If it isn’t already, data center security strategy needs to expand beyond workstations and servers to encompass every device, including mobile devices, especially as it relates to better prevention, better detection, and better visibility.
Unfortunately, security technology isn't fully there yet, Barak said. There's a limit to what companies can do to lock down employee-owned devices used to access corporate systems.
For example, a company can ask employees to install software that performs a security check before allowing access.
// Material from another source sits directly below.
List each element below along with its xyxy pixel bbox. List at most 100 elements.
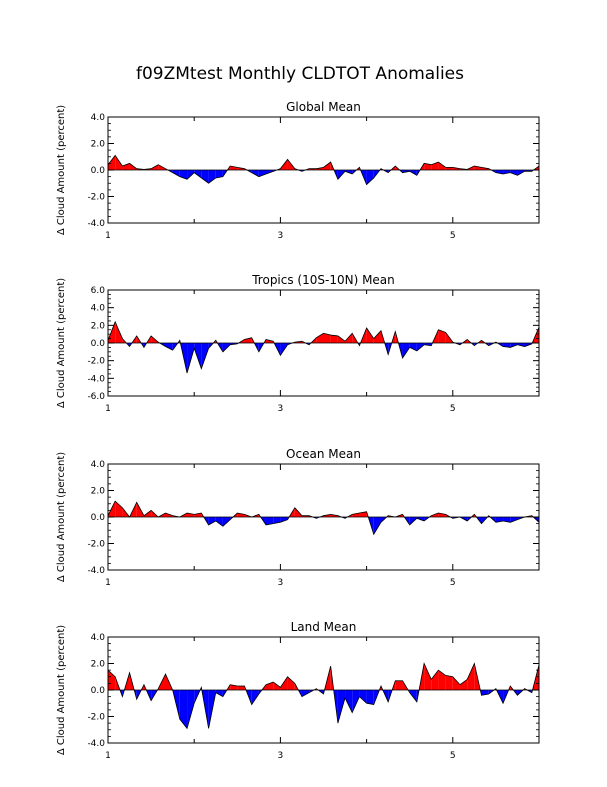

"The challenge is that the attackers know about these checks as well," he said. "They take actions to evade any types of detection that these apps perform, and the more sophisticated apps are likely to go unnoticed."
Security needs to go beyond simple compliance checks to more advanced, behavior-based analytics, he said.
"I think we'll see a progression in the market where endpoint protection vendors extend their coverage to these devices as well," he said. "Some have already started on this route, [Cybereason] included."
Meanwhile, companies should be checking whether mobile devices are running the latest, fully patched versions of Android or iOS before allowing access to enterprise systems or networks, said Morey Haber, CTO at BeyondTrust, a Phoenix-based security company.
They should also make sure that the device hasn't been rooted or jailbroken, and that key applications like Microsoft Mobile Outlook are isolated with policies that prevent hijacking.
"If the risks are too high for the type of data and a BYOD device, consider issuing corporate devices for full control," he added.
Enterprises can also implement policies restricting which apps their employees are allowed to use, said Dana Simberkoff, chief risk, privacy, and information security officer at AvePoint, a New Jersey-based technology consulting firm.
For example, she said, the vendor may offer an enterprise-grade version of the same app, which allows for enterprises to implement security controls.
"Or maybe there's an alternative that we can offer that has the same functionality but is more secure," she added.
Companies can also implement additional backend controls, such as two-factor authentication or least-privilege access permissions.
From WhatsApp to FaceApp
Even apps that at first glance seem completely harmless can pose problems for an enterprise.
Users often download apps and give them data-access permission without knowing where the apps may send their data.
"It might be a bit of fun, but companies should maintain an awareness of what applications are installed on company devices as a general precaution," saidJames Chappell, co-founder and chief innovation officer at Digital Shadows, a London-based security firm.
Even an app that just lets employees make their photos look prettier could be problematic, he said. "Applications often combine images with contextual data, such as mobile phone records or device identities, and this is when this data becomes particularly concerning."